O tema daquele artigo é a suspeita de que governo de grande potência possa estar envolvido no roubo de dados sigilosos e valiosos da PETROBRÁS sobre as novas e gigantescas reservas de petróleo por ela descobertas.
O assunto está correlacionado com a defesa dos interesses nacionais. A capacidade de defesa foi muito enfraquecida no Brasil nos últimos vinte anos. Esse problema é muito importante e atual, mas tem sido omitido ou desprezado pelos governos e pela mídia.
Expressei naquela postagem que interesses das grandes potências, especialmente dos EUA, têm minado e continuarão a solapar, com a ajuda de muitos brasileiros, qualquer maior esforço e dispêndio concreto para a nossa defesa militar, para o aparelhamento das nossas Forças Armadas.
Não é simples preconceito. Citarei fatos e doutrinações ocorridos no Brasil.
Seria muito bom se o povo brasileiro soubesse a verdade.
Como tem sido ao longo da história, os EUA têm procurado impedir que o Brasil ultrapasse o teto de capacidade de defesa que planejaram como máximo para o Brasil. Impedirão especialmente que sejamos capazes de dissuadir a ganância daquela única hiperpotência militar do planeta, e de seus aliados, por nossas matérias-primas, como o petróleo agora, indispensáveis à continuação deles na condição de ricas grandes potências industrializadas.
Dentro dessa linha, fomos doutrinados com um jargão aqui internalizado e muito repetido nos últimos vinte anos, especialmente durante os governos PSDB/PFL/FHC. Ele veio-me logo automaticamente à memória: “Forças Armadas para quê?”.

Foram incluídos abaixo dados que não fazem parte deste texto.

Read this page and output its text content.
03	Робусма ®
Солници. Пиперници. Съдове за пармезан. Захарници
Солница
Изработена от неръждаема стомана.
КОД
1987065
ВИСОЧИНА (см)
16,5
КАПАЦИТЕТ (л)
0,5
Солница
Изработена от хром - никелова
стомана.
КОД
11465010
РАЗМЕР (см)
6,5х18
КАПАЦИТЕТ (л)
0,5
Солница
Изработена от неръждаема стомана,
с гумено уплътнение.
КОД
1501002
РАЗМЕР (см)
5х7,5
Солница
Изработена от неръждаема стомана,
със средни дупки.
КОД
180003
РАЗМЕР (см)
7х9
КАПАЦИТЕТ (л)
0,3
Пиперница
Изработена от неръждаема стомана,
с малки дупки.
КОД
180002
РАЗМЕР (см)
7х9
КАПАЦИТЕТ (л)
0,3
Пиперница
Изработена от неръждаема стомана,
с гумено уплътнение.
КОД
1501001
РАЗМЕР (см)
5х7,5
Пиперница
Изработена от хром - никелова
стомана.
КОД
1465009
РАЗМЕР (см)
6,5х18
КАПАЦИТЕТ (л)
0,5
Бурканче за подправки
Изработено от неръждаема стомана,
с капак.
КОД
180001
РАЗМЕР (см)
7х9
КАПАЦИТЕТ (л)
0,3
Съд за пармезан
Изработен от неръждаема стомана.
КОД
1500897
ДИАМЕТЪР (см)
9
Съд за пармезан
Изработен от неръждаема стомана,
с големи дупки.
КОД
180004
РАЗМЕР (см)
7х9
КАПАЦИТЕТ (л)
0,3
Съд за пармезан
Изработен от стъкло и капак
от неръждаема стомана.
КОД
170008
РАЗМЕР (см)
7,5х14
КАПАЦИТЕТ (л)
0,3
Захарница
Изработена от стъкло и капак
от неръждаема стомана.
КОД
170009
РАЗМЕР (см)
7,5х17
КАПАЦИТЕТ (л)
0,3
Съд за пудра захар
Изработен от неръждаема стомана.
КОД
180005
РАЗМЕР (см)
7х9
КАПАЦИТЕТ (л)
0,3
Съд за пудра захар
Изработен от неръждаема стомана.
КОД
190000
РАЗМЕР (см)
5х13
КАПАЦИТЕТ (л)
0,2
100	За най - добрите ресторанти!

Essa pergunta sobre a real necessidade de Forças Armadas no Brasil era freqüente na mídia nos anos 90 e ainda perdura com menor intensidade nos dias atuais. Este mês, ouvi na TV Band o respeitado e renomado comentarista Joelmir Betting criticar o interesse da nossa Marinha por submarinos de ataque. Ele condenou a aquisição e perguntou ironicamente: atacar quem?
O conceito que nos foi incutido diuturnamente na década de 90 pelos nossos governos cooptados é o de que o Brasil não precisa de melhores Forças Armadas. Ao contrário, deve reduzir, “enxugar” as atuais. “Deve gastar somente com o social”.
Naquela década, o cenário típico era o seguinte. Muitos brasileiros vibravam com os filmes norte-americanos nacionalistas, belicistas, onde “marines”, “rambos”, soldados super-heróis, super-inteligentes, com superpoderes, que sozinhos matavam os inimigos aos milhares usando somente os punhos, e tudo com magníficas explosões. Valia tudo pela “freedom”, pela “democracy” e pelo “american way of life”. Muitos de nossos adolescentes vestiam-se com bandeiras dos EUA pregadas nas roupas que imitavam uniforme militar norte-americano.
Quanto ao Brasil, ao contrário, qualquer símbolo nacional ou militar brasileiro, ou desfile militar no Dia da Pátria era debochado, era “demodê”, “cafona”.
Os argumentos constantemente martelados pelo governo e pela imprensa eram: “gastar só com o social”; “não temos ameaças imediatas”; “tecnologia militar e Forças Armadas no Brasil para quê!?!”.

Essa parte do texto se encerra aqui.